The generated YAML includes comments about available AgentV features you can use:

# Converted from Agent Skills evals.json
# AgentV features you can add:
#   - type: is_json, contains, regex for deterministic evaluators
#   - type: code-grader for custom scoring scripts
#   - Multi-turn conversations via input message arrays
#   - Composite evaluators with weighted scoring
#   - Workspace isolation with repos and hooks

tests:
  - id: "1"
    criteria: |-
      The top 3 months by revenue are November, September, and December.
    input:
      - role: user
        content: "Find the top 3 months by revenue."
    # Promoted from evals.json assertions[]
    # Replace with type: is_json, contains, or regex for deterministic checks
    assertions:
      - name: assertion-1
        type: llm-grader
        prompt: "Output identifies November as the highest revenue month"

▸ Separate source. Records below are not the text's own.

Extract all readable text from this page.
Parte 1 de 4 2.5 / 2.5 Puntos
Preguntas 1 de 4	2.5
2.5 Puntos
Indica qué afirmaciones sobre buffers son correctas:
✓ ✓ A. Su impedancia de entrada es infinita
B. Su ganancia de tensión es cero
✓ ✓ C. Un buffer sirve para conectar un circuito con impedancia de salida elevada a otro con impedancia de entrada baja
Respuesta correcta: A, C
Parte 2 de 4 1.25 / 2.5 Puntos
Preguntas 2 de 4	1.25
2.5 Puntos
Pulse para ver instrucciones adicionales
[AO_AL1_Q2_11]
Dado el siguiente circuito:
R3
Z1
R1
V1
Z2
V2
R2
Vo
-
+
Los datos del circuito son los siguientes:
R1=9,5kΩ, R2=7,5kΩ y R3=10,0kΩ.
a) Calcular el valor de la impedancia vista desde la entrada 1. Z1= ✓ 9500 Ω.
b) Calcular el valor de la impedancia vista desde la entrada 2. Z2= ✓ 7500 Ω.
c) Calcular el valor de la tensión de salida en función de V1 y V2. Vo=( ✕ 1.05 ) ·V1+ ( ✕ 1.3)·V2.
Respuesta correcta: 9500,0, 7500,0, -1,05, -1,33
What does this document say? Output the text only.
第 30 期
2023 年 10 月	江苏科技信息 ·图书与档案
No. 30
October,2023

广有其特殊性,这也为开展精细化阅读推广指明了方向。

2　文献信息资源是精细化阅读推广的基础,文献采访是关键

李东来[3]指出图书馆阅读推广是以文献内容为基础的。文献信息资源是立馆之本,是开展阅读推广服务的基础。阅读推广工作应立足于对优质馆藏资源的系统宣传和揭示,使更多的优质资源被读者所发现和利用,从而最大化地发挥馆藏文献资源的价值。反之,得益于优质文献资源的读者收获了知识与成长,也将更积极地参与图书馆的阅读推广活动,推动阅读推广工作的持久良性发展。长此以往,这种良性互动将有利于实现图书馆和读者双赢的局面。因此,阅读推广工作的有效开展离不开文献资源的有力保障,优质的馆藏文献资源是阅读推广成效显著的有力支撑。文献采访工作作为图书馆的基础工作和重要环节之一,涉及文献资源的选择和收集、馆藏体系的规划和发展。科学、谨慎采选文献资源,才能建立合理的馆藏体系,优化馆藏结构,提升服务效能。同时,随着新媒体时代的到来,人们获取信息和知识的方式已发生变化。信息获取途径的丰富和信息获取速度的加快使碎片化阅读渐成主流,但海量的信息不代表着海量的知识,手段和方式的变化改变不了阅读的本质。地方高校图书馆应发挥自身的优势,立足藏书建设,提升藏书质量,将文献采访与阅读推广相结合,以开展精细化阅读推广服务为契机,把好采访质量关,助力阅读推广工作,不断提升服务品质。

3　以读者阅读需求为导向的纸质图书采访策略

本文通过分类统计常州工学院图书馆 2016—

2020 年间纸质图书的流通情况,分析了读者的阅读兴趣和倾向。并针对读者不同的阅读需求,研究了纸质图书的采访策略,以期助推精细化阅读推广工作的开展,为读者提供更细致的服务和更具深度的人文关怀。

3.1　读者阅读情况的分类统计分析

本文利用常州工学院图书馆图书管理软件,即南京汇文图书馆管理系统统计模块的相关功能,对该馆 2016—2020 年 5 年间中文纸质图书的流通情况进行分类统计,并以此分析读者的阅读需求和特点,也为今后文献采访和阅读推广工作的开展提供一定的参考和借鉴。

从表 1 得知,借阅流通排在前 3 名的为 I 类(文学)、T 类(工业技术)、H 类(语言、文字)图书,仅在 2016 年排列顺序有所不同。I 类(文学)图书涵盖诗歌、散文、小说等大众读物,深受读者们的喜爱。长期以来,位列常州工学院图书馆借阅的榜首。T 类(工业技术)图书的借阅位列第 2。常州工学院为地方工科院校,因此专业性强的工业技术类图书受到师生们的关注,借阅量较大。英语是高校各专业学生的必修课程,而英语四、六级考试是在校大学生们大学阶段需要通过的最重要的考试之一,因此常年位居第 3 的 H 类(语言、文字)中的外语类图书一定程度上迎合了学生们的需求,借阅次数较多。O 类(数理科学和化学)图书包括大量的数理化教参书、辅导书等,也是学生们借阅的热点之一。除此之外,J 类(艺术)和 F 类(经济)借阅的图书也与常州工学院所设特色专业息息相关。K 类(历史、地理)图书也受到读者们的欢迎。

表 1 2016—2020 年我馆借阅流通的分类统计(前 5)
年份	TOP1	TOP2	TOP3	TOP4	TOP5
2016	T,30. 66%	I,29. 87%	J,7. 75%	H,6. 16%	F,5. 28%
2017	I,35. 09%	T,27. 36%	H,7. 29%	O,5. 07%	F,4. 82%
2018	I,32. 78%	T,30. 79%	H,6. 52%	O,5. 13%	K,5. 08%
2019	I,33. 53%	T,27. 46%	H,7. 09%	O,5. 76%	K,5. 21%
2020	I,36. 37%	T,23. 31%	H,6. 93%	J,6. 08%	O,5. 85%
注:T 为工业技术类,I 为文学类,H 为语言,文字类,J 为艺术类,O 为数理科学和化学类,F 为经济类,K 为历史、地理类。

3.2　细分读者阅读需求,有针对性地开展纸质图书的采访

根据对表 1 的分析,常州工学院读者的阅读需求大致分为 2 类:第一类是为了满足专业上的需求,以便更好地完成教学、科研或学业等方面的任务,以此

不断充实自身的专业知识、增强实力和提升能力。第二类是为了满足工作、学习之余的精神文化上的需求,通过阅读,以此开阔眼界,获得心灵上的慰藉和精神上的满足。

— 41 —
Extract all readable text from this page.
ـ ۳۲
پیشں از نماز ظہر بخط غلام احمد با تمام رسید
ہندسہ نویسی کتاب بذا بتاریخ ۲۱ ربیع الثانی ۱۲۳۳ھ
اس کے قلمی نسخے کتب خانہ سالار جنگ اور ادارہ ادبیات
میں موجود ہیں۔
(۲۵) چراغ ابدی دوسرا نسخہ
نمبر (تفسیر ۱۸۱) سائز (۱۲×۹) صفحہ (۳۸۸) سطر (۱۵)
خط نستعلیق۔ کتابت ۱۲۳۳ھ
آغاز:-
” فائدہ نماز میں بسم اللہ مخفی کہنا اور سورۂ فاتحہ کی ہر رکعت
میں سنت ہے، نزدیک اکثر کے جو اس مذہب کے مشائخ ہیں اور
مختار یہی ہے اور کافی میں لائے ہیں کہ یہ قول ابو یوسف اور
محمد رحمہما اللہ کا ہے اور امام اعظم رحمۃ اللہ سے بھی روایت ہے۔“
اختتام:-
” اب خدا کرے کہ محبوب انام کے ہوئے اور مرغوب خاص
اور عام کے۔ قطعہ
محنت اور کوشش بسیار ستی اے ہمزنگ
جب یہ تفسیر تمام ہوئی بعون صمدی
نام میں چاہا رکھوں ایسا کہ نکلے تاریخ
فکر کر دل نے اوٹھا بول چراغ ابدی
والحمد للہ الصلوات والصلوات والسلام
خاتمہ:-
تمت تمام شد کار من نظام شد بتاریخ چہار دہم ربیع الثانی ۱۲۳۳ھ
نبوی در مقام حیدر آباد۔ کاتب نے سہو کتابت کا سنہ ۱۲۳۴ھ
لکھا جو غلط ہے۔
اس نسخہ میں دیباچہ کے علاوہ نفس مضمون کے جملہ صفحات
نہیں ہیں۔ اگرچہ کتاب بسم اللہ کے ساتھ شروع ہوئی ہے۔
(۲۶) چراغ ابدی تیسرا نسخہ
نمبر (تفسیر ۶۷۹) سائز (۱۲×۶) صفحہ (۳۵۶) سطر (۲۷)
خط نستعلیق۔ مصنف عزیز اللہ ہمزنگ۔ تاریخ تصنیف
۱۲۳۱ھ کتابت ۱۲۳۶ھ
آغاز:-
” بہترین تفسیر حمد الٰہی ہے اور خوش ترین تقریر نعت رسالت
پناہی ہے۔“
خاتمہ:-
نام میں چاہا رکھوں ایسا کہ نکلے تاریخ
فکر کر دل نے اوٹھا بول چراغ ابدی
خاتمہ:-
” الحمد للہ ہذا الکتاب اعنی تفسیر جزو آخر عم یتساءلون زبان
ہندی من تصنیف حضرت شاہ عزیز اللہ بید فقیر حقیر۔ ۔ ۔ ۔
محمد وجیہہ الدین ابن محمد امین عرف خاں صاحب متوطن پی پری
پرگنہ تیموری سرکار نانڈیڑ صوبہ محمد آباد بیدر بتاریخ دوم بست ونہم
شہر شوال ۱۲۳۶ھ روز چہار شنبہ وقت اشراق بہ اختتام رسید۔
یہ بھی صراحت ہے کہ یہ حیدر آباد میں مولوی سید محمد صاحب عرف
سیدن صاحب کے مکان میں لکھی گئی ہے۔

Inside the agentv-bench bundle, use agentv convert directly:

agentv convert evals/evals.json --out EVAL.yaml

When to stay with evals.json

Use evals.json when:

You’re building a skill and want quick feedback loops
Your assertions are natural-language (“output includes a chart”, “response is polite”)
You want compatibility with other Agent Skills tooling
Tests don’t need workspace isolation or deterministic checks

When to graduate to EVAL.yaml

Switch to EVAL.yaml when you need:

Deterministic evaluators: contains, regex, equals, is-json — faster and cheaper than LLM graders
Composite scoring: Weighted evaluators with custom aggregation
Multi-turn conversations: Multi-message input sequences
Workspace isolation: Sandboxed file systems per test case
Tool trajectory evaluation: Assert on the sequence of tool calls
Matrix evaluation: Test across multiple targets simultaneously

Side-by-side comparison

The same eval expressed in both formats:

evals.json

{
  "skill_name": "support-agent",
  "evals": [
    {
      "id": 1,
      "prompt": "A customer says their order #12345 hasn't arrived after 2 weeks. Help them.",
      "expected_output": "An empathetic response that offers to track the order and provides next steps.",
      "assertions": [
        "Response acknowledges the customer's frustration",
        "Response offers to look up order #12345",
        "Response provides clear next steps"
      ]
    }
  ]
}

EVAL.yaml equivalent

tests:
  - id: "1"
    input: |
      A customer says their order #12345 hasn't arrived after 2 weeks. Help them.
    expected_output: |
      An empathetic response that offers to track the order and provides next steps.
    assertions:
      - name: acknowledges-frustration
        type: llm-grader
        prompt: Response acknowledges the customer's frustration
      - name: looks-up-order
        type: contains
        value: "12345"
      - name: has-next-steps
        type: llm-grader
        prompt: Response provides clear next steps

Notice how the EVAL.yaml version can mix llm-grader (for subjective checks) with contains (for deterministic checks) — the order number check is now instant and free.